Le 11 ore di riposo giornaliero sono l'elemento più critico della nuova normativa secondo più della metà delle aziende. Qualche difficoltà nelle sale operatorie e nei servizi di emergenza c'è stata. Ma nonostante i blocchi delle assunzioni che si protraggono da anni e una popolazione sanitaria sempre più con i capelli grigi, alla fine, rimboccandosi le maniche, il sistema ha retto all'impatto del nuovo orario di lavoro europeo. Che impone turni di riposo sacrosanti, ma fino a ieri giudicati poco compatibili con la cronica carenza di organici nella nostra sanità.

Il popolo dei non furbetti tra blocco alle assunzioni e lunghi turni

guardiola

Non solo furbetti, c'è tutto un popolo nella sanità che di fronte alle difficoltà non si tira indietro

È l'altra faccia del pianeta dei furbetti, quella della grande maggioranza di lavoratori della sanità che anche nelle difficoltà non si tira indietro. A fotografarla è l'indagine condotta dall'Osservatorio Fiaso sulle politiche del personale nelle Aziende del Ssn, che ha valutato l'impatto della legge 161 del 2014 su 55 Aziende sanitarie di 13 Regioni.

I risultati della ricerca indicano che oggi più che mai innovare significa tornare a investire sul personale. C'è tutto un mondo di medici, infermieri, amministrativi, tecnici e manager, che ha saputo reingegnerizzare modi e tempi di lavoro, magari non conteggiando nell'orario di lavoro formazione, docenze e attività esterne in convenzione, commenta il presidente della Federazione italiana delle aziende sanitarie e ospedaliere, Francesco Ripa di Meana. Che però aggiunge: La situazione è comunque al limite. Non è immaginabile che il sistema continui a reggere con soluzioni tampone, serve un approccio organico sul fronte normativo e contrattuale che in sei mesi affronti e sciolga i nodi irrisolti sul personale del Ssn offrendo così certezza e serenità all'intero settore sanitario. Perché l'indagine evidenzia che se non si renderanno più flessibili orari e turni di riposo e non si attuerà velocemente il più volte annunciato piano di assunzioni, quelle "criticità trascurabili" su allungamento delle liste d'attesa e riduzione dell'offerta dei servizi, rilevate oggi in circa il 40% dei casi, rischiano di diventare cosa ben più seria e mandare così in tilt il sistema. Che invece ha retto, visto che le problematiche "significative" oggi sono state rilevate appena nell'1% dei casi per le liste d'attesa e nel 2% per l'offerta di servizi.

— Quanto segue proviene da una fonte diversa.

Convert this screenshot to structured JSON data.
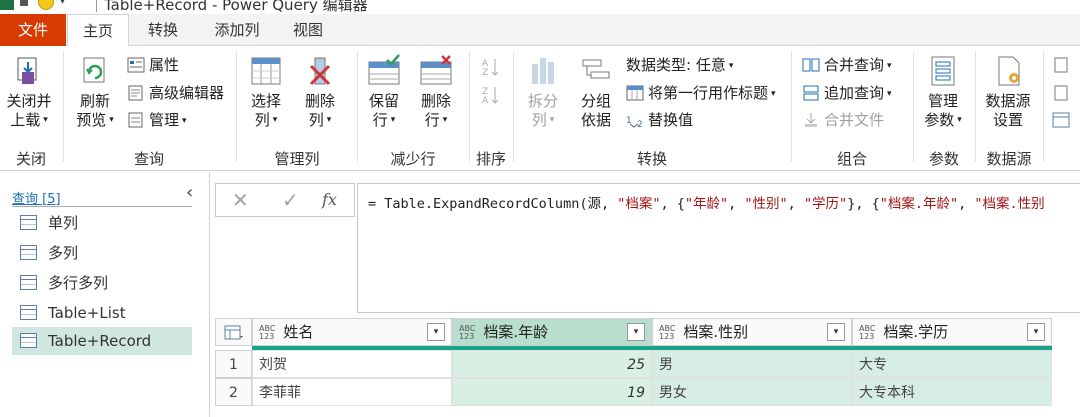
{
  "window": {
    "title": "Table+Record - Power Query 编辑器"
  },
  "tabs": {
    "file": "文件",
    "home": "主页",
    "transform": "转换",
    "add_column": "添加列",
    "view": "视图"
  },
  "ribbon": {
    "close": {
      "btn": "关闭并\n上载",
      "label": "关闭"
    },
    "query": {
      "refresh": "刷新\n预览",
      "properties": "属性",
      "advanced_editor": "高级编辑器",
      "manage": "管理",
      "label": "查询"
    },
    "manage_columns": {
      "choose": "选择\n列",
      "remove": "删除\n列",
      "label": "管理列"
    },
    "reduce_rows": {
      "keep": "保留\n行",
      "remove": "删除\n行",
      "label": "减少行"
    },
    "sort": {
      "label": "排序"
    },
    "transform": {
      "split": "拆分\n列",
      "group_by": "分组\n依据",
      "data_type": "数据类型: 任意",
      "first_row_header": "将第一行用作标题",
      "replace_values": "替换值",
      "label": "转换"
    },
    "combine": {
      "merge": "合并查询",
      "append": "追加查询",
      "combine_files": "合并文件",
      "label": "组合"
    },
    "parameters": {
      "manage": "管理\n参数",
      "label": "参数"
    },
    "data_sources": {
      "settings": "数据源\n设置",
      "label": "数据源"
    }
  },
  "queries_pane": {
    "header": "查询 [5]",
    "items": [
      "单列",
      "多列",
      "多行多列",
      "Table+List",
      "Table+Record"
    ],
    "selected": "Table+Record"
  },
  "formula_bar": {
    "cancel": "✕",
    "commit": "✓",
    "fx": "fx",
    "prefix": "= Table.ExpandRecordColumn(源, ",
    "s1": "\"档案\"",
    "mid1": ", {",
    "s2": "\"年龄\"",
    "c1": ", ",
    "s3": "\"性别\"",
    "c2": ", ",
    "s4": "\"学历\"",
    "mid2": "}, {",
    "s5": "\"档案.年龄\"",
    "c3": ", ",
    "s6": "\"档案.性别"
  },
  "grid": {
    "type_label": "ABC\n123",
    "columns": [
      "姓名",
      "档案.年龄",
      "档案.性别",
      "档案.学历"
    ],
    "rows": [
      {
        "n": "1",
        "name": "刘贺",
        "age": "25",
        "gender": "男",
        "edu": "大专"
      },
      {
        "n": "2",
        "name": "李菲菲",
        "age": "19",
        "gender": "男女",
        "edu": "大专本科"
      }
    ]
  },
  "colors": {
    "file_tab": "#d83b01",
    "accent": "#17a589",
    "selected_query": "#cfe7de",
    "highlight_col": "#b8dfcd"
  }
}
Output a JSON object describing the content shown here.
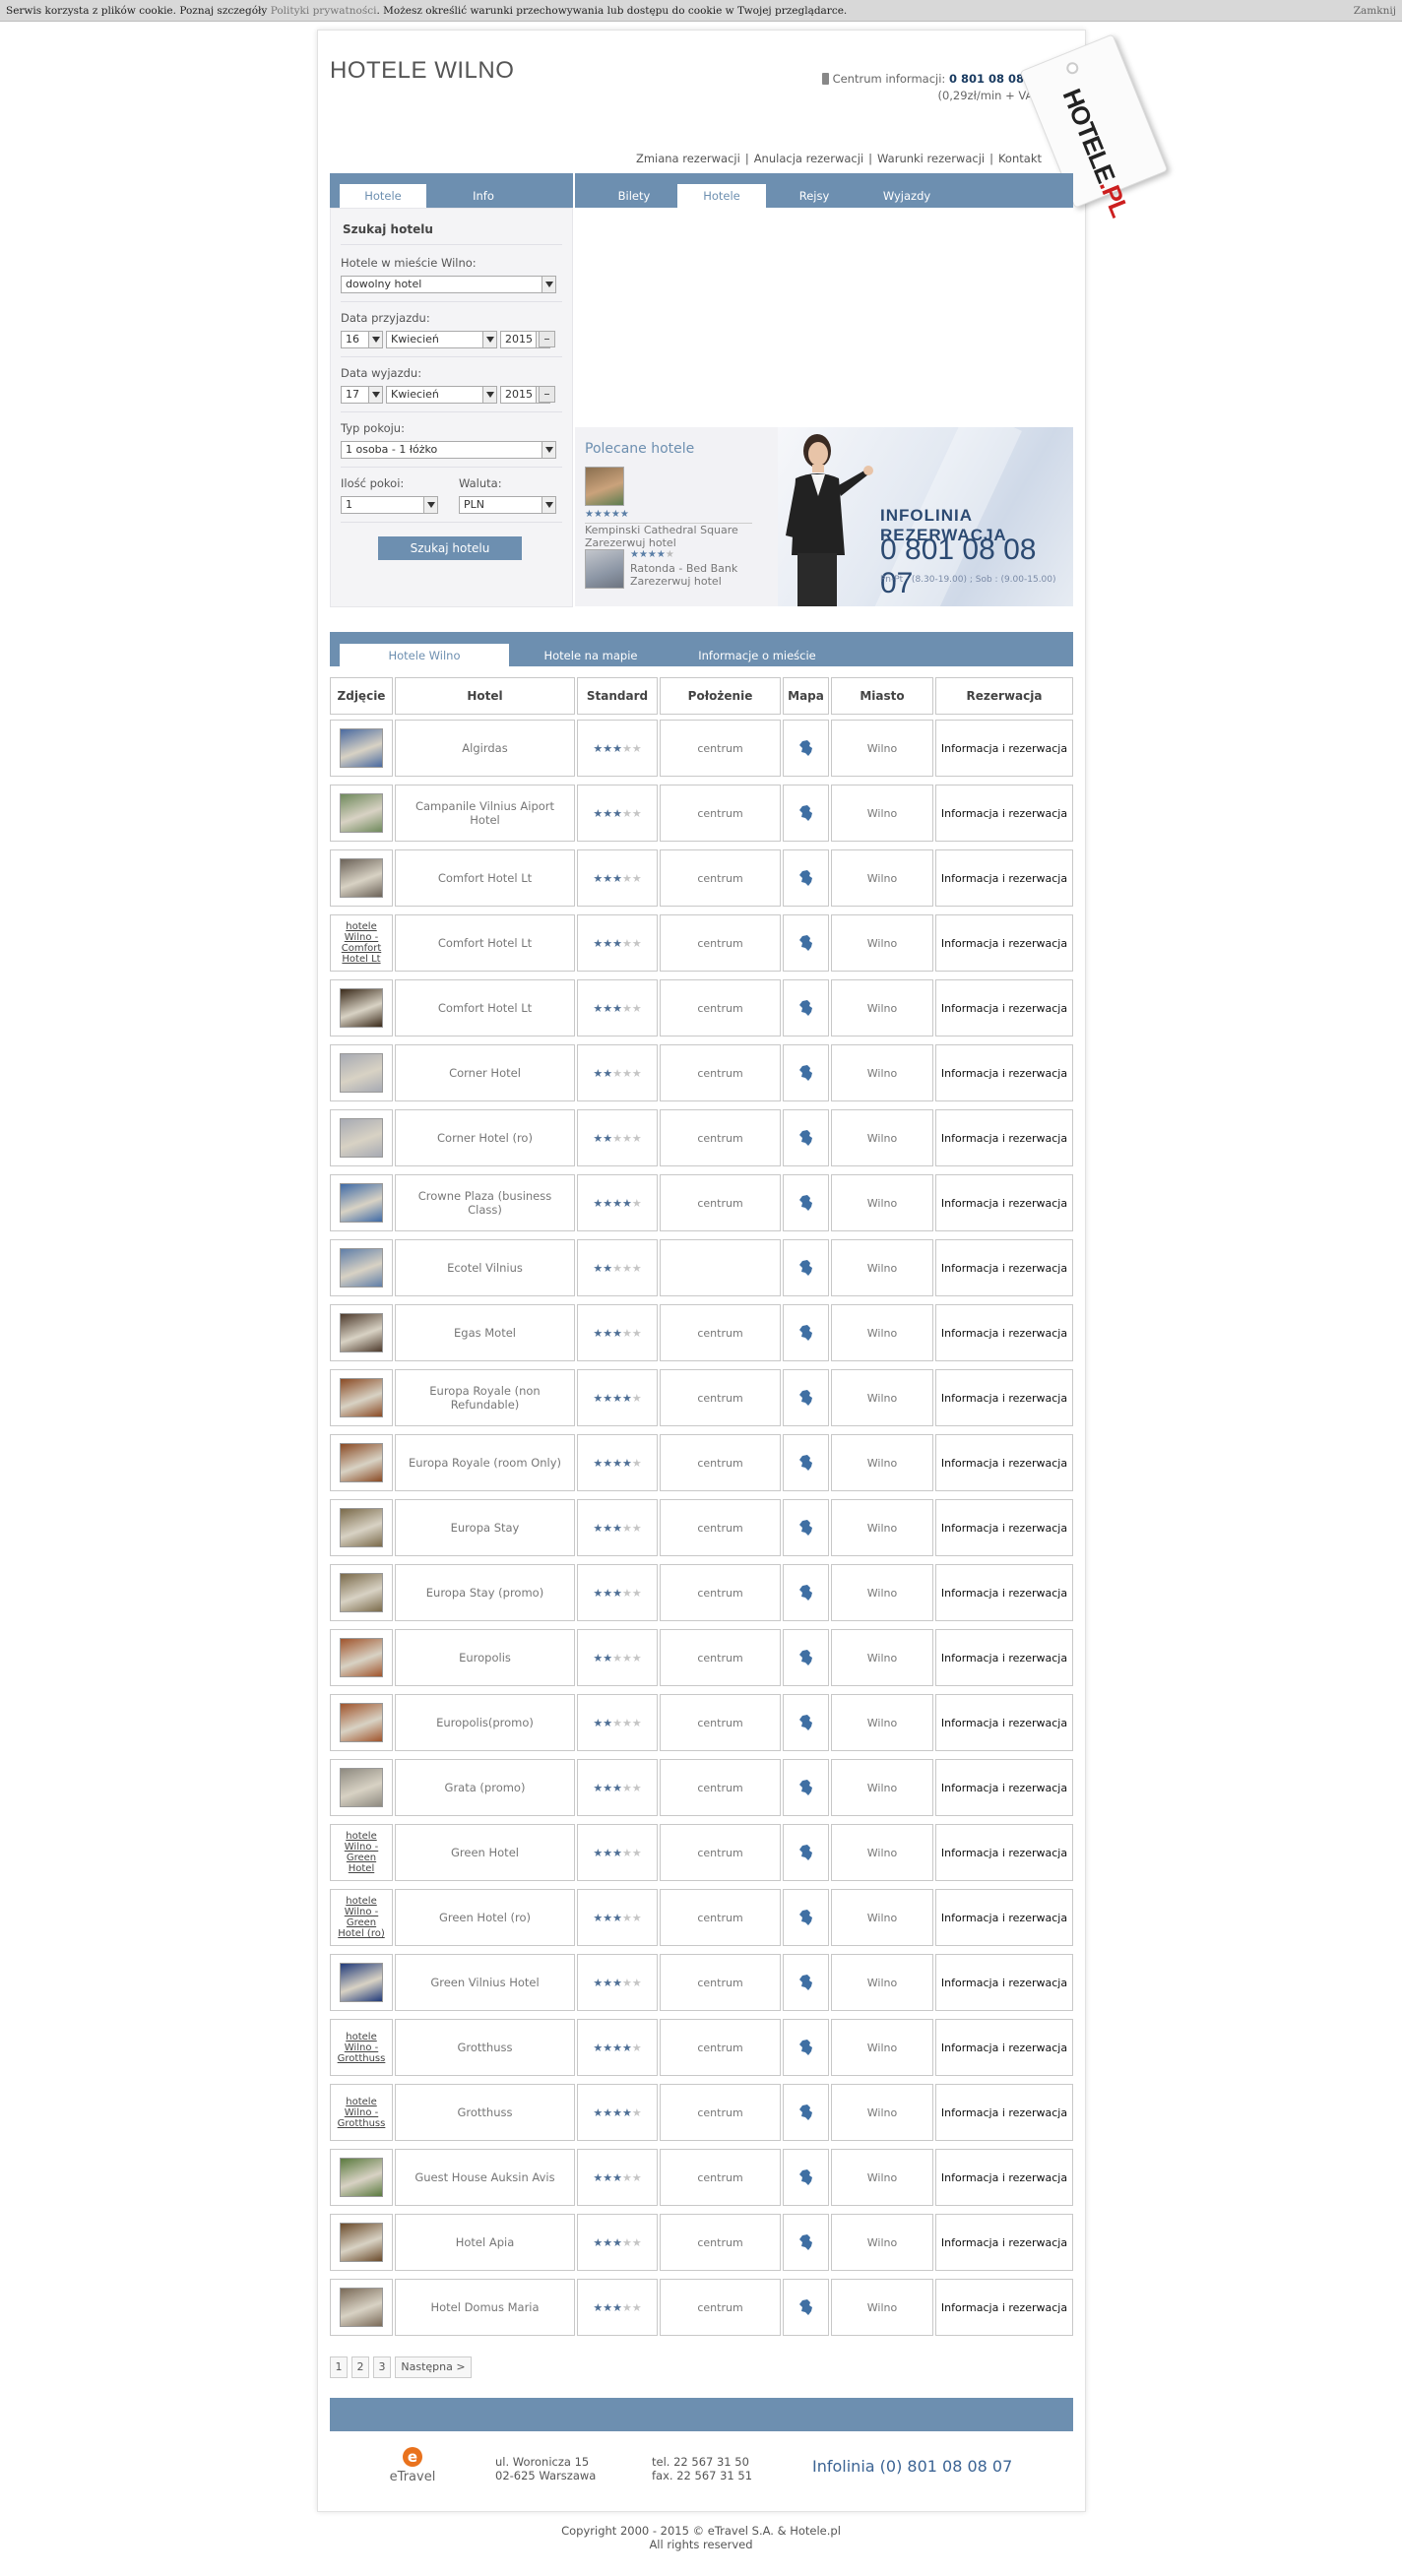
{
  "cookie": {
    "text_before": "Serwis korzysta z plików cookie. Poznaj szczegóły ",
    "link": "Polityki prywatności",
    "text_after": ". Możesz określić warunki przechowywania lub dostępu do cookie w Twojej przeglądarce.",
    "close": "Zamknij"
  },
  "header": {
    "title": "HOTELE WILNO",
    "contact_label": "Centrum informacji: ",
    "contact_phone": "0 801 08 08 07",
    "contact_price": "(0,29zł/min + VAT)",
    "logo_text": "HOTELE",
    "logo_suffix": ".PL"
  },
  "top_links": [
    "Zmiana rezerwacji",
    "Anulacja rezerwacji",
    "Warunki rezerwacji",
    "Kontakt"
  ],
  "left_tabs": [
    "Hotele",
    "Info"
  ],
  "right_tabs": [
    "Bilety",
    "Hotele",
    "Rejsy",
    "Wyjazdy"
  ],
  "search": {
    "title": "Szukaj hotelu",
    "hotel_label": "Hotele w mieście Wilno:",
    "hotel_value": "dowolny hotel",
    "arrival_label": "Data przyjazdu:",
    "arrival": {
      "day": "16",
      "month": "Kwiecień",
      "year": "2015"
    },
    "departure_label": "Data wyjazdu:",
    "departure": {
      "day": "17",
      "month": "Kwiecień",
      "year": "2015"
    },
    "room_type_label": "Typ pokoju:",
    "room_type": "1 osoba - 1 łóżko",
    "rooms_label": "Ilość pokoi:",
    "rooms": "1",
    "currency_label": "Waluta:",
    "currency": "PLN",
    "button": "Szukaj hotelu"
  },
  "recommended": {
    "title": "Polecane hotele",
    "items": [
      {
        "name": "Kempinski Cathedral Square",
        "action": "Zarezerwuj hotel",
        "stars": 5
      },
      {
        "name": "Ratonda - Bed Bank",
        "action": "Zarezerwuj hotel",
        "stars": 4
      }
    ]
  },
  "banner": {
    "title": "INFOLINIA REZERWACJA",
    "phone": "0 801 08 08 07",
    "hours": "Pn-Pt : (8.30-19.00) ;  Sob : (9.00-15.00)"
  },
  "list_tabs": [
    "Hotele Wilno",
    "Hotele na mapie",
    "Informacje o mieście"
  ],
  "table": {
    "headers": [
      "Zdjęcie",
      "Hotel",
      "Standard",
      "Położenie",
      "Mapa",
      "Miasto",
      "Rezerwacja"
    ],
    "reserve_label": "Informacja i rezerwacja",
    "rows": [
      {
        "photo": "img",
        "photo_alt": "",
        "name": "Algirdas",
        "stars": 3,
        "position": "centrum",
        "city": "Wilno",
        "img_color": "#4a6aa0"
      },
      {
        "photo": "img",
        "photo_alt": "",
        "name": "Campanile Vilnius Aiport Hotel",
        "stars": 3,
        "position": "centrum",
        "city": "Wilno",
        "img_color": "#6f8a5c"
      },
      {
        "photo": "img",
        "photo_alt": "",
        "name": "Comfort Hotel Lt",
        "stars": 3,
        "position": "centrum",
        "city": "Wilno",
        "img_color": "#6b6258"
      },
      {
        "photo": "alt",
        "photo_alt": "hotele Wilno - Comfort Hotel Lt",
        "name": "Comfort Hotel Lt",
        "stars": 3,
        "position": "centrum",
        "city": "Wilno",
        "img_color": ""
      },
      {
        "photo": "img",
        "photo_alt": "",
        "name": "Comfort Hotel Lt",
        "stars": 3,
        "position": "centrum",
        "city": "Wilno",
        "img_color": "#3a2a1a"
      },
      {
        "photo": "img",
        "photo_alt": "",
        "name": "Corner Hotel",
        "stars": 2,
        "position": "centrum",
        "city": "Wilno",
        "img_color": "#a7aab3"
      },
      {
        "photo": "img",
        "photo_alt": "",
        "name": "Corner Hotel (ro)",
        "stars": 2,
        "position": "centrum",
        "city": "Wilno",
        "img_color": "#a7aab3"
      },
      {
        "photo": "img",
        "photo_alt": "",
        "name": "Crowne Plaza (business Class)",
        "stars": 4,
        "position": "centrum",
        "city": "Wilno",
        "img_color": "#3e6aa6"
      },
      {
        "photo": "img",
        "photo_alt": "",
        "name": "Ecotel Vilnius",
        "stars": 2,
        "position": "",
        "city": "Wilno",
        "img_color": "#5f7ea8"
      },
      {
        "photo": "img",
        "photo_alt": "",
        "name": "Egas Motel",
        "stars": 3,
        "position": "centrum",
        "city": "Wilno",
        "img_color": "#4d3a2c"
      },
      {
        "photo": "img",
        "photo_alt": "",
        "name": "Europa Royale (non Refundable)",
        "stars": 4,
        "position": "centrum",
        "city": "Wilno",
        "img_color": "#8a4a24"
      },
      {
        "photo": "img",
        "photo_alt": "",
        "name": "Europa Royale (room Only)",
        "stars": 4,
        "position": "centrum",
        "city": "Wilno",
        "img_color": "#8a4a24"
      },
      {
        "photo": "img",
        "photo_alt": "",
        "name": "Europa Stay",
        "stars": 3,
        "position": "centrum",
        "city": "Wilno",
        "img_color": "#7a6a4a"
      },
      {
        "photo": "img",
        "photo_alt": "",
        "name": "Europa Stay (promo)",
        "stars": 3,
        "position": "centrum",
        "city": "Wilno",
        "img_color": "#7a6a4a"
      },
      {
        "photo": "img",
        "photo_alt": "",
        "name": "Europolis",
        "stars": 2,
        "position": "centrum",
        "city": "Wilno",
        "img_color": "#a0542c"
      },
      {
        "photo": "img",
        "photo_alt": "",
        "name": "Europolis(promo)",
        "stars": 2,
        "position": "centrum",
        "city": "Wilno",
        "img_color": "#a0542c"
      },
      {
        "photo": "img",
        "photo_alt": "",
        "name": "Grata (promo)",
        "stars": 3,
        "position": "centrum",
        "city": "Wilno",
        "img_color": "#8e8a80"
      },
      {
        "photo": "alt",
        "photo_alt": "hotele Wilno - Green Hotel",
        "name": "Green Hotel",
        "stars": 3,
        "position": "centrum",
        "city": "Wilno",
        "img_color": ""
      },
      {
        "photo": "alt",
        "photo_alt": "hotele Wilno - Green Hotel (ro)",
        "name": "Green Hotel (ro)",
        "stars": 3,
        "position": "centrum",
        "city": "Wilno",
        "img_color": ""
      },
      {
        "photo": "img",
        "photo_alt": "",
        "name": "Green Vilnius Hotel",
        "stars": 3,
        "position": "centrum",
        "city": "Wilno",
        "img_color": "#203a7a"
      },
      {
        "photo": "alt",
        "photo_alt": "hotele Wilno - Grotthuss",
        "name": "Grotthuss",
        "stars": 4,
        "position": "centrum",
        "city": "Wilno",
        "img_color": ""
      },
      {
        "photo": "alt",
        "photo_alt": "hotele Wilno - Grotthuss",
        "name": "Grotthuss",
        "stars": 4,
        "position": "centrum",
        "city": "Wilno",
        "img_color": ""
      },
      {
        "photo": "img",
        "photo_alt": "",
        "name": "Guest House Auksin Avis",
        "stars": 3,
        "position": "centrum",
        "city": "Wilno",
        "img_color": "#5a7a3e"
      },
      {
        "photo": "img",
        "photo_alt": "",
        "name": "Hotel Apia",
        "stars": 3,
        "position": "centrum",
        "city": "Wilno",
        "img_color": "#6a4a2a"
      },
      {
        "photo": "img",
        "photo_alt": "",
        "name": "Hotel Domus Maria",
        "stars": 3,
        "position": "centrum",
        "city": "Wilno",
        "img_color": "#7a6a58"
      }
    ]
  },
  "pager": [
    "1",
    "2",
    "3",
    "Następna >"
  ],
  "footer": {
    "brand": "eTravel",
    "addr1": "ul. Woronicza 15",
    "addr2": "02-625 Warszawa",
    "tel": "tel. 22 567 31 50",
    "fax": "fax. 22 567 31 51",
    "infolinia": "Infolinia  (0) 801 08 08 07",
    "copyright1": "Copyright 2000 - 2015 © eTravel S.A. & Hotele.pl",
    "copyright2": "All rights reserved"
  },
  "colors": {
    "accent": "#6d8fb0",
    "star_on": "#4d6e95",
    "star_off": "#c6c6c6",
    "logo_red": "#cc1f1f",
    "etravel_orange": "#e9721d"
  }
}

Ma vediamo più nel dettaglio i risultati dell'indagine condotta da Fiaso in collaborazione con il Cergas-Bocconi

I problemi di interpretazione normativa

Le principali novità introdotte dalla legge 161 sono sostanzialmente tre:

  • La durata media dell'orario normale di lavoro non deve superare le 48 ore settimanali, straordinari compresi
  • Ogni lavoratore ha diritto nel corso delle 24 ore a un periodo minimo di riposo di 11 ore
  • Ogni sette giorni il lavoratore deve beneficiare di un periodo minimo di riposo ininterrotto di 24 ore, di regola la domenica

L'interpretazione su quali attività dovessero rientrare o meno nell'orario di lavoro è stata estremamente eterogenea da azienda ad azienda. Quasi mai vi sono rientrate la libera professione e le attività occasionali, pur autorizzate. Quasi sempre è stata conteggiata la formazione obbligatoria, mentre altre attività formative sono state collocate extra orario in oltre il 50% dei casi. Anche le attività non assistenziali sono rimaste escluse dall'orario lavorativo nella metà dei casi. Fatto che si è replicato in oltre il 40% dei casi per le docenze svolte in azienda e retribuite. Le disposizioni sull'orario di lavoro non sono state applicate in circa il 70% dei casi ai dirigenti di struttura complessa e nel 35% per quel che riguarda i dirigenti di struttura semplice dipartimentale.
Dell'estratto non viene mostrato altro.